STAFFING
Before implementing the new system, some nurses would get 10
patients ready in the morning, while others would prep only a couple;
there was no way to monitor and record daily workloads. We can now
see how hard nurses are working and rotate assignments throughout
the week to even out the workload.
• Seamless communication.
When questions about a patient's history or
pre-procedure care arise in the OR, there's nothing more frustrating than
calling out to pre-op and waiting 5 minutes until the right nurse is locat-
ed. The new process has eliminated that hassle because the surgical
nurses know exactly whom to call to discuss the care of a specific
patient.
You can fix most issues that impact patient flow if you know about
them. Nurses in the ORs and at the corresponding pre-op beds now
develop a rhythm and rapport throughout the day, which moves
patients along more smoothly. For example, patients aren't always
compliant with pre-op directives or might present with unforeseen
issues that need to be addressed before surgery can commence.
Those issues used to be communicated inefficiently and sporadically.

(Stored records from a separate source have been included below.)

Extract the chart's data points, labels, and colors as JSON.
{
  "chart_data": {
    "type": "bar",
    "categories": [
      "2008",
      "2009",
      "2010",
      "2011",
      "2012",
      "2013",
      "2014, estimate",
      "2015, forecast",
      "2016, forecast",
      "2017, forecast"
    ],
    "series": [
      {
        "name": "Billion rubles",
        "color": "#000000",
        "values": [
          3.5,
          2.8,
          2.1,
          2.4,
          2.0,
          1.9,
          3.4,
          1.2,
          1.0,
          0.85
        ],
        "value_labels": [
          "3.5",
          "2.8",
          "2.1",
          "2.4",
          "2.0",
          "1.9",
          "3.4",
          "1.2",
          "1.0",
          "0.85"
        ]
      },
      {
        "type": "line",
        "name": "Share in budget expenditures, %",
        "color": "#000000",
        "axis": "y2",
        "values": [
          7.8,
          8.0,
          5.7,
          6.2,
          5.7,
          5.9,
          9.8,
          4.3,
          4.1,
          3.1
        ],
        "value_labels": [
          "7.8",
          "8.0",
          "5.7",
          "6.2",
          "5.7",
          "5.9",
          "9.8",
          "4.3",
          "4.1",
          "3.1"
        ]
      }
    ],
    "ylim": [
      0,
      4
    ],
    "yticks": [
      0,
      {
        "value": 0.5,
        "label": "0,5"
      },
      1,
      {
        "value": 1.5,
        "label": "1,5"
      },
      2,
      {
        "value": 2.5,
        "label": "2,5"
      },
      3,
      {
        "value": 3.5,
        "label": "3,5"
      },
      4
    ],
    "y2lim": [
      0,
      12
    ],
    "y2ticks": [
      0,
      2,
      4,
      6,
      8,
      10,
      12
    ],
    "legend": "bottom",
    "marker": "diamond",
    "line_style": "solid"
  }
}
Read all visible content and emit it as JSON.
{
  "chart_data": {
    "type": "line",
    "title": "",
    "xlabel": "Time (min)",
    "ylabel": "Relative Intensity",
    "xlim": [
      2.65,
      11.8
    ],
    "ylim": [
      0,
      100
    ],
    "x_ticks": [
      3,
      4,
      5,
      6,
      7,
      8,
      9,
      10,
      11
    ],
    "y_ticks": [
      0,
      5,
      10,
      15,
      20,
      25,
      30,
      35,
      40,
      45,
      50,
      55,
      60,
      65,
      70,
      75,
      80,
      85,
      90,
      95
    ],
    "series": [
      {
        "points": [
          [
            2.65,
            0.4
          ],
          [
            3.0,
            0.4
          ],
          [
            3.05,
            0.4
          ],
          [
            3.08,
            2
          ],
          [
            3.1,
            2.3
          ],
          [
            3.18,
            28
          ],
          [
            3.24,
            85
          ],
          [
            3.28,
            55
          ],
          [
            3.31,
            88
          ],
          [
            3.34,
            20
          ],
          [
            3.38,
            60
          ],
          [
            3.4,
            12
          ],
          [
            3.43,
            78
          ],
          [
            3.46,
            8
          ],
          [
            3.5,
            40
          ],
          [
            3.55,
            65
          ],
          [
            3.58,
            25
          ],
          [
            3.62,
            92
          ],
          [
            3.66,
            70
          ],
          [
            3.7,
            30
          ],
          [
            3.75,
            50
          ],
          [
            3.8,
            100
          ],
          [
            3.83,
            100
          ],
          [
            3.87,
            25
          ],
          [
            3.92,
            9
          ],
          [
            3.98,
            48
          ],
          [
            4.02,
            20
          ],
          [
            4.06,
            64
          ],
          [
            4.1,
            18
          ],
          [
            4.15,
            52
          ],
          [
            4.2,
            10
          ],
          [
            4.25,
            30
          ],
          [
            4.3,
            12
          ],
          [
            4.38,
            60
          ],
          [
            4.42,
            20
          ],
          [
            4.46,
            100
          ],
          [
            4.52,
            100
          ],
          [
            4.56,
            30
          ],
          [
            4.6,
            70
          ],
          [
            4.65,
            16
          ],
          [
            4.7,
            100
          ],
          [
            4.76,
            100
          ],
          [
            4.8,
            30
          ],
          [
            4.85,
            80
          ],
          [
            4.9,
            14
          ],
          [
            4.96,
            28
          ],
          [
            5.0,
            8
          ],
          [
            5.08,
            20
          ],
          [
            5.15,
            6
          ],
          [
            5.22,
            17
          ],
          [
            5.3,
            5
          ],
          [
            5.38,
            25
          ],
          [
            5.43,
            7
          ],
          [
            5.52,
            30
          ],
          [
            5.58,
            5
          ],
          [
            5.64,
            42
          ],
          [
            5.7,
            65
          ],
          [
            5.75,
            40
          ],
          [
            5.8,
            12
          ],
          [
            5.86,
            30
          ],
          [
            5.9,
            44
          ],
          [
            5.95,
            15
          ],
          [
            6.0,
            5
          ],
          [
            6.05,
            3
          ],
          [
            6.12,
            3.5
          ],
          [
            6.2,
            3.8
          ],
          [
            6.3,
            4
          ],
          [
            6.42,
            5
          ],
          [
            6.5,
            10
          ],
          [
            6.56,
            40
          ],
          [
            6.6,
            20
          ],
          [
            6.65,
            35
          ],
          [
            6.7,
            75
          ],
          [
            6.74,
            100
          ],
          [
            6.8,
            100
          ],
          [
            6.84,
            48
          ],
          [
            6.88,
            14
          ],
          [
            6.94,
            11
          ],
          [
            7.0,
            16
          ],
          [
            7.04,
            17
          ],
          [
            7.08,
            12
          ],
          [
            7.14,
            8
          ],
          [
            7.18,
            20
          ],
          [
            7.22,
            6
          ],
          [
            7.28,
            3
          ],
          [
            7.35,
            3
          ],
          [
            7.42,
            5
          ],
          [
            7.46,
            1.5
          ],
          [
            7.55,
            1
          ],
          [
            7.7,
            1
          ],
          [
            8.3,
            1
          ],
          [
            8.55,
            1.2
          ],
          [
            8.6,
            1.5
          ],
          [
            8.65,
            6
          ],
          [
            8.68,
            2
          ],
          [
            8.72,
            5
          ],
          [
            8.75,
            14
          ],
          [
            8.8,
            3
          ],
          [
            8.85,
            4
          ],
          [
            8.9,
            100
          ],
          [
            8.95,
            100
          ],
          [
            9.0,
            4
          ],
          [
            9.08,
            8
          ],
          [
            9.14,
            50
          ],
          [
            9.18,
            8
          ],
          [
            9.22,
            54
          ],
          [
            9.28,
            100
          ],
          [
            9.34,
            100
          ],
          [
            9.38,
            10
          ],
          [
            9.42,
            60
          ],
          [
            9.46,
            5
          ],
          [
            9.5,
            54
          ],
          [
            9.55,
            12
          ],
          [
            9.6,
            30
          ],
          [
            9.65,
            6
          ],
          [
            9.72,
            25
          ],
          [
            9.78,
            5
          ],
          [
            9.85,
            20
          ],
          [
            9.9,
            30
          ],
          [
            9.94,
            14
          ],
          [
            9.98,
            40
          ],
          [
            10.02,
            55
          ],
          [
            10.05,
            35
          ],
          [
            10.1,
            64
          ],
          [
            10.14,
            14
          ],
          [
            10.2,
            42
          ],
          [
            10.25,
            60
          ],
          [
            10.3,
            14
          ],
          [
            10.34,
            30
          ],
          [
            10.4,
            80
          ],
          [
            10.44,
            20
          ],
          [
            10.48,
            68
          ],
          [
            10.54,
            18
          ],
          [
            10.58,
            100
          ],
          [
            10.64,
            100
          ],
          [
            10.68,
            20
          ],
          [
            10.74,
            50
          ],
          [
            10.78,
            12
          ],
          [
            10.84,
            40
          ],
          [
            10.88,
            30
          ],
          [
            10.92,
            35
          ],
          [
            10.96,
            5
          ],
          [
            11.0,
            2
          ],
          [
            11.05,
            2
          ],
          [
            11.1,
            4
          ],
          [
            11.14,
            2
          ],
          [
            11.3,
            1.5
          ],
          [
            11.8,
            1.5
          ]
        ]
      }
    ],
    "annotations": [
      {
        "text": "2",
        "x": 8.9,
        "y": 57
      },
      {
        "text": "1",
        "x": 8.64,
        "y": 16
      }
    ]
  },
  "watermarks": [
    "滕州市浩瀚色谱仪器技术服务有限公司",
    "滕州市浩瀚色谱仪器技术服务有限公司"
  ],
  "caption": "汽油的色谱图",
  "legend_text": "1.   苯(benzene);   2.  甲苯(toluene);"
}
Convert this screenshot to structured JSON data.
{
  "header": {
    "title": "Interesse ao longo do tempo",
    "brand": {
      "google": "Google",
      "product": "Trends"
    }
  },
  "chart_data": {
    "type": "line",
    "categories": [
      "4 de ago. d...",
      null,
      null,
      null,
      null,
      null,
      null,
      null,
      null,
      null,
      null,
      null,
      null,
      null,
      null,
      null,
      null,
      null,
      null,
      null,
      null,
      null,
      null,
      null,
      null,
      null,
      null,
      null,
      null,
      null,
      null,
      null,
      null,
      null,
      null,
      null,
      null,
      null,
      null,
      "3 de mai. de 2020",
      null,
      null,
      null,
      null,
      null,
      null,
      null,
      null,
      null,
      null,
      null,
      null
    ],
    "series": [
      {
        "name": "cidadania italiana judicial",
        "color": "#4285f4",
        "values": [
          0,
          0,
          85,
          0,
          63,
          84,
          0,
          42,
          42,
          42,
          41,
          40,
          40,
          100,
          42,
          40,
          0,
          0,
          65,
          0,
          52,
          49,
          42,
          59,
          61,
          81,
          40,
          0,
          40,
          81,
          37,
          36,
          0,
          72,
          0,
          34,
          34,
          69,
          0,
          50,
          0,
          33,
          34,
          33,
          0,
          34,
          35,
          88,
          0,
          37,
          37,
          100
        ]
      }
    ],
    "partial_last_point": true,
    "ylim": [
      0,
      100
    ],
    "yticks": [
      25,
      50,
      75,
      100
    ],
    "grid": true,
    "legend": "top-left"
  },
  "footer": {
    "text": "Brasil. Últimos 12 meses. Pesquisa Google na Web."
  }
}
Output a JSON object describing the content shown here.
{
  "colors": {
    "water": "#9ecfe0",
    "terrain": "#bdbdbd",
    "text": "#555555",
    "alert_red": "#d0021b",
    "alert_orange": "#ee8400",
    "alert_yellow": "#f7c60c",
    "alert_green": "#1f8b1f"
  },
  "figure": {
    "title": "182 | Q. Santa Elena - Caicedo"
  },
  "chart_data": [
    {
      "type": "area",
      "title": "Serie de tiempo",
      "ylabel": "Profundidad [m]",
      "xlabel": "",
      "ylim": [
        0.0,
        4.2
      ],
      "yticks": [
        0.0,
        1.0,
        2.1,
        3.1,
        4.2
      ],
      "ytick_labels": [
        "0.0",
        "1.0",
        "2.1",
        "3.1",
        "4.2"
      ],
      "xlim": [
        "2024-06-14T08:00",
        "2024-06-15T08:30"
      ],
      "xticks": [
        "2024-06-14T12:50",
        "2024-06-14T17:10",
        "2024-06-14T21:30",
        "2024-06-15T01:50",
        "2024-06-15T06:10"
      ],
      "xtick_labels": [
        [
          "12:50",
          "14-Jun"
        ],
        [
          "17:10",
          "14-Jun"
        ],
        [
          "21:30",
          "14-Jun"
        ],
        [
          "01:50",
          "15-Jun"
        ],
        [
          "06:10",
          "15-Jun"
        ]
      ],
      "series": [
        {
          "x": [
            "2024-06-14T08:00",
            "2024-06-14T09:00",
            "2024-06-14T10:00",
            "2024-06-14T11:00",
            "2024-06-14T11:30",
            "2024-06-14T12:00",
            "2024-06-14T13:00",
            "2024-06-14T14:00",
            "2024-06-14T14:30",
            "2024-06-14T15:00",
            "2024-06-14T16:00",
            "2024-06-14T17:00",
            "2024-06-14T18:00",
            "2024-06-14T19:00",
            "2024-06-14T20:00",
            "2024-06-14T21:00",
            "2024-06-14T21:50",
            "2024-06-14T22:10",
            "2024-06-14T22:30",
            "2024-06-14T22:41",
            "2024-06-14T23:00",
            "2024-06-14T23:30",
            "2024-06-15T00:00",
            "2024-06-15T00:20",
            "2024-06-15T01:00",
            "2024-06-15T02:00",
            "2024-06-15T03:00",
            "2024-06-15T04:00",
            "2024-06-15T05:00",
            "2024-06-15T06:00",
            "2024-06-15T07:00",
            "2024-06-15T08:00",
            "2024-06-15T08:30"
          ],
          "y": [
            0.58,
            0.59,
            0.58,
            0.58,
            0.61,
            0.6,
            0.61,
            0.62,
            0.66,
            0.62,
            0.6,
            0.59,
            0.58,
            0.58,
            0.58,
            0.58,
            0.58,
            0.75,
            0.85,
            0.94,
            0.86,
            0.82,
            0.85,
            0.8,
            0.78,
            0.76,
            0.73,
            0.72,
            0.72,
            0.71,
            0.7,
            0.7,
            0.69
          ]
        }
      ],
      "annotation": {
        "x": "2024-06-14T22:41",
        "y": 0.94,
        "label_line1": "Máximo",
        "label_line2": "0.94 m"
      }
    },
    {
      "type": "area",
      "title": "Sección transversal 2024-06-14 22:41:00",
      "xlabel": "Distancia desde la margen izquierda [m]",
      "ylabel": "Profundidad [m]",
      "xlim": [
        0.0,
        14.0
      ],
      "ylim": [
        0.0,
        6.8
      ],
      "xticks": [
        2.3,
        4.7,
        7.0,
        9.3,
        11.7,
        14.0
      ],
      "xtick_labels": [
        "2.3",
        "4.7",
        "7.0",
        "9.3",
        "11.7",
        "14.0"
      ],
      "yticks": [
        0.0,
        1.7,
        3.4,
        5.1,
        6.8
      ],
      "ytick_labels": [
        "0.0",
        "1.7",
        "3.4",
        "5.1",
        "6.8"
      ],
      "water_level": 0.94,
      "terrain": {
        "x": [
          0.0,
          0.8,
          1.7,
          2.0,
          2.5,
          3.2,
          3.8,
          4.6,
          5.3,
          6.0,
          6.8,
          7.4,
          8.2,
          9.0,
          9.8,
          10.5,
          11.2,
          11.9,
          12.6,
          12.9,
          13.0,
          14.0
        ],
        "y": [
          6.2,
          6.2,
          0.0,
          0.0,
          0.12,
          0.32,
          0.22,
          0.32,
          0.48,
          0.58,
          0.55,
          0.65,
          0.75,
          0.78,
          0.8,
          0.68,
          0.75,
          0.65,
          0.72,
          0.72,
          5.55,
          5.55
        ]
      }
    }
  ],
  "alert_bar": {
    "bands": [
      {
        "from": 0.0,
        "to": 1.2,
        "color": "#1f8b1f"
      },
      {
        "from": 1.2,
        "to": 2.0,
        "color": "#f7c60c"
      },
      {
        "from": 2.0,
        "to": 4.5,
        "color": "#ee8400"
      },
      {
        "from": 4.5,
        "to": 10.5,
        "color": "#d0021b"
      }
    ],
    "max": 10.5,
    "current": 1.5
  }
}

Now, with nurses in the ORs and pre-op area in constant communica-
tion, they can react to unforeseen glitches (or efficiencies, for that
matter) related to the care of their patients and adjust the surgical
schedule on the fly.
• Improved patient safety.
Patient handoffs mean more. It's not that
handoffs weren't occurring or weren't effective before, but now the 2
nurses communicating during the transfer of care are directly
involved in prepping the patient for surgery and have ownership in
the case outcome. They're meeting with firsthand knowledge of what
the patient needs and how the case should progress. There's meaning
behind the words that appear in the patient's chart.